А русский народ имел основания несколько недолюбливать постановщиков эксперимента… пока эксперимент шел, пока его ставили «почему-то» в основном люди «вполне определенной национальности».

«Вообще с настоящим, „чувственным“, что ли, антисемитизмом я лично сталкивался только в детстве, в те самые „золотые“ годы, когда, по рассказам взрослых, антисемитизма вроде бы и не было…» [3, с. 36].

Так пишет М. Хейфец и рассказывает, что его, ребенка 4–5 лет, постоянно избивали «как жида», а в эвакуации на Урале, в городе Ирбите, поймала компания мальчишек, скрутила руки, нацепила веревку на шею и водила с криками «Жида ведем вешать!» [3, с. 36].

«Антисемитизм был неодолим, когда капланы (следователь КГБ Каплан) стояли у власти и трубили на весь мир, что „антисемитизм в СССР искоренен навсегда“. Антисемитизм стал исчезать как раз тогда, когда евреев стали дискриминировать и вопли о советском антисемитизме разнеслись по всему миру» [3, с. 54].

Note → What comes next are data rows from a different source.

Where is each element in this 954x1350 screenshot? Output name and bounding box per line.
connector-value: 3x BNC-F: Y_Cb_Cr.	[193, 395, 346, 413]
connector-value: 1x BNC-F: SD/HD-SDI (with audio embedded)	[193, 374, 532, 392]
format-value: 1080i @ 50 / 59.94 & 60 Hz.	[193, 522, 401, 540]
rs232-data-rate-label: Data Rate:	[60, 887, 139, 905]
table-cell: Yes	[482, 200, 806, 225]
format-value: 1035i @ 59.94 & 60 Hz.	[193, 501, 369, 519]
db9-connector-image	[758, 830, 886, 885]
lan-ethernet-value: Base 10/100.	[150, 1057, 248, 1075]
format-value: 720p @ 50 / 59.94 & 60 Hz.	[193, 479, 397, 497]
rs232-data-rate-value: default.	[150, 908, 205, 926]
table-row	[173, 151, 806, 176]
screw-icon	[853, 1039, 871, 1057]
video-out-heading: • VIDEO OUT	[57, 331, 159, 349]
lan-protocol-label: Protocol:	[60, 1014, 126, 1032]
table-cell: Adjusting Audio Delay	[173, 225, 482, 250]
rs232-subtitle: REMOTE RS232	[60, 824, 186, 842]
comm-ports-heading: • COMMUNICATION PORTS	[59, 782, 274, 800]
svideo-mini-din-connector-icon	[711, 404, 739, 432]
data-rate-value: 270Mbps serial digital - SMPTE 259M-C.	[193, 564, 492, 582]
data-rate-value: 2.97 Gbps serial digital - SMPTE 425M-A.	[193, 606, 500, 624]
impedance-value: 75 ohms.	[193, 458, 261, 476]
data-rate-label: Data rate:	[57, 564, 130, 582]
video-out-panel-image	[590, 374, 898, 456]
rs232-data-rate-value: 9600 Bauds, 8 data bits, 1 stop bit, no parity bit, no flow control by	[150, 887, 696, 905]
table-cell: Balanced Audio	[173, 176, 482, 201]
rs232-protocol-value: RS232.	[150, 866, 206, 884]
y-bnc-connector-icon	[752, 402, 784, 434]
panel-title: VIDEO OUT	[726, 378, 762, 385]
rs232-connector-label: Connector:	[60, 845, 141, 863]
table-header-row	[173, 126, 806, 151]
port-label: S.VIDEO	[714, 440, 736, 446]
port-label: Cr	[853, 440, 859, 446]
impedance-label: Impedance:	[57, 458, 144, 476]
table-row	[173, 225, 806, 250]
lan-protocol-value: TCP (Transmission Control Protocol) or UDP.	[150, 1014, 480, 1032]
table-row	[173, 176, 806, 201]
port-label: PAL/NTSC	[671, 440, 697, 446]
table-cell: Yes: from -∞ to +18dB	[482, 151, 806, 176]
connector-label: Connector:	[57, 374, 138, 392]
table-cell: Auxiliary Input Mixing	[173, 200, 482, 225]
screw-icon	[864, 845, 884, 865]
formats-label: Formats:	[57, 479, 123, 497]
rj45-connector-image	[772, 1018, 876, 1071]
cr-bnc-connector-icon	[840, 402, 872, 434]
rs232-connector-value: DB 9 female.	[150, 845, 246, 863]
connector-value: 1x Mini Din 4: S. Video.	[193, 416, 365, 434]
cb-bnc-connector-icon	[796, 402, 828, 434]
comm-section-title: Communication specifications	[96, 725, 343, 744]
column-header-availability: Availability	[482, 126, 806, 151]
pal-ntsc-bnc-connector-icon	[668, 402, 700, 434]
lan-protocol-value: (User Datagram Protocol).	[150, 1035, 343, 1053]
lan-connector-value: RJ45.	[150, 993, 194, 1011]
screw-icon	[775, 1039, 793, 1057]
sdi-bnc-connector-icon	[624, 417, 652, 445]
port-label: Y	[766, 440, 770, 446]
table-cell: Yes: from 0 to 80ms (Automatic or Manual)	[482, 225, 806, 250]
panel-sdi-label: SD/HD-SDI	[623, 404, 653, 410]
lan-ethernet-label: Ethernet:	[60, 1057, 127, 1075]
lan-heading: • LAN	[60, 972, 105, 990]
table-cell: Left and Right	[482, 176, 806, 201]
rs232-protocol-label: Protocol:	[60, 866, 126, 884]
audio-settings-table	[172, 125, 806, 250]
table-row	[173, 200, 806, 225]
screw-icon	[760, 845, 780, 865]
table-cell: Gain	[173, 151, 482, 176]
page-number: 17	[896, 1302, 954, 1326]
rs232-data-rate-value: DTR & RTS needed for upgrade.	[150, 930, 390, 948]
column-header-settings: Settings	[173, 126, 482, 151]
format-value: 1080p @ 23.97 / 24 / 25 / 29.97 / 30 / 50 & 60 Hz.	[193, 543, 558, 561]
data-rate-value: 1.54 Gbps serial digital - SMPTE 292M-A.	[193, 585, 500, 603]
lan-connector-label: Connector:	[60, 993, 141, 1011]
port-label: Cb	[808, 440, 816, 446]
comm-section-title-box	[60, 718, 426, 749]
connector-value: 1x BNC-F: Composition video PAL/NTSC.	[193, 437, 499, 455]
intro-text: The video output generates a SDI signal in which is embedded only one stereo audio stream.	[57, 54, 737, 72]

«Еврейская „семья“, бессменно господствовавшая 20 лет в важнейших узлах партгосаппарата, потерпела в борьбе за власть поражение в схватке с иными „семьями“, давно ненавидевшими наглых чужаков. Но мы, дети, чувствовали еще до войны на своих детских душах и детских кожах удары этого спрятавшегося от правительственного террора, но тем не менее крепнущего год от года народного антисемитизма „прекрасных“ довоенных лет» [3, с. 46], — так пишет этот умный, очень этичный человек и описывает свою встречу в тюрьме со стариком Калининым, осужденным за создание братства «истинно православной церкви» последователей патриарха Тихона. Калинин хорошо отнесся к Хейфецу, но узнав, что тот еврей, отказался иметь с ним дело.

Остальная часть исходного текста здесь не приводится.